The coalition is now urging the United States to oppose loans or projects that include a range of harmful provisions, including restrictions on labor rights; increased water charges for the poor; environmentally hazardous practices such as aggressive pesticide use; privatization without safeguards for workers and protections against corruption; and privatization of tobacco enterprises.

The coalition is also proposing the IDA appropriation be accompanied by new U.S. support for debt cancellation for the poorest countries, social and environmental assessments of structural adjustment, and requirements that the World Bank measure the effectiveness of its project loans.

Some set of these proposals will appear in an IDA authorization bill, which Congress will consider over the summer, as well as in the foreign operations appropriations bill, which is sure to pass by the end of the Congressional term.

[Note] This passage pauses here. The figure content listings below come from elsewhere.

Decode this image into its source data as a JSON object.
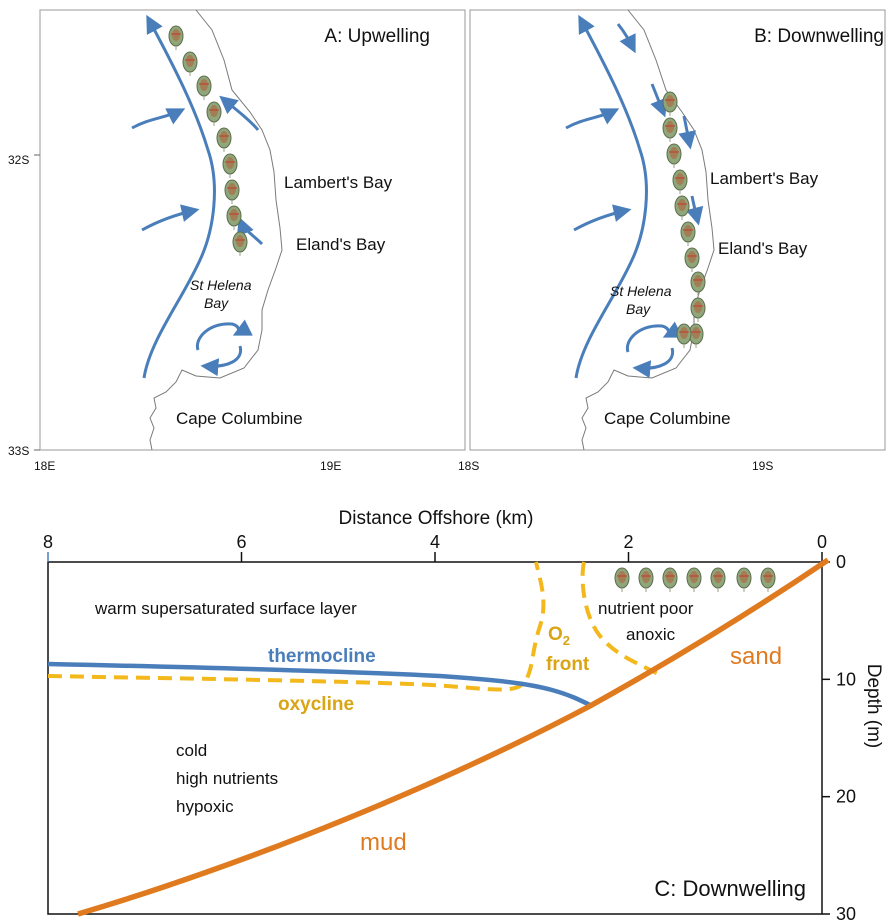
{
  "colors": {
    "current": "#4a7ebb",
    "coast": "#7a7a7a",
    "frame": "#9a9a9a",
    "thermocline": "#4a7ebb",
    "oxy": "#f2b81c",
    "label_gold": "#d9a514",
    "seabed": "#e07a1f",
    "sand_text": "#e07a1f",
    "thermo_text": "#4a7ebb"
  },
  "icons": {
    "organism": "phytoplankton-cell-icon"
  },
  "panel_a": {
    "title": "A: Upwelling",
    "lat_top": "32S",
    "lat_bottom": "33S",
    "lon_left": "18E",
    "lon_right": "19E",
    "places": {
      "lamberts": "Lambert's Bay",
      "elands": "Eland's Bay",
      "st_helena_1": "St Helena",
      "st_helena_2": "Bay",
      "cape": "Cape Columbine"
    },
    "organism_count": 9
  },
  "panel_b": {
    "title": "B: Downwelling",
    "lon_left": "18S",
    "lon_right": "19S",
    "places": {
      "lamberts": "Lambert's Bay",
      "elands": "Eland's Bay",
      "st_helena_1": "St Helena",
      "st_helena_2": "Bay",
      "cape": "Cape Columbine"
    },
    "organism_count": 11
  },
  "panel_c": {
    "title": "C: Downwelling",
    "x_axis_label": "Distance Offshore (km)",
    "x_ticks": [
      "8",
      "6",
      "4",
      "2",
      "0"
    ],
    "y_axis_label": "Depth (m)",
    "y_ticks": [
      "0",
      "10",
      "20",
      "30"
    ],
    "labels": {
      "surface": "warm supersaturated surface layer",
      "thermocline": "thermocline",
      "oxycline": "oxycline",
      "o2": "O",
      "o2_sub": "2",
      "front": "front",
      "nutrient_poor": "nutrient poor",
      "anoxic": "anoxic",
      "sand": "sand",
      "mud": "mud",
      "cold_1": "cold",
      "cold_2": "high nutrients",
      "cold_3": "hypoxic"
    },
    "organism_count": 7
  }
}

It is sad and pathetic that these reforms, limiting the ability of the World Bank and IMF to do harm, must come from the U.S. Congress. Sad, because institutions that claim to be devoted to eradicating poverty should not need such external discipline. Pathetic, because it is not people in affected countries who have the ability to influence the institutions’ policies, but uniquely the citizens of the United States.

With that power and influence comes obligation. The Treasury Department will oppose the coalition’s proposals, if for no other reason than it does not like Congress trying to direct policy toward the Bank and IMF. It will take an expression of citizen concern to overcome the Treasury Department’s obstruction.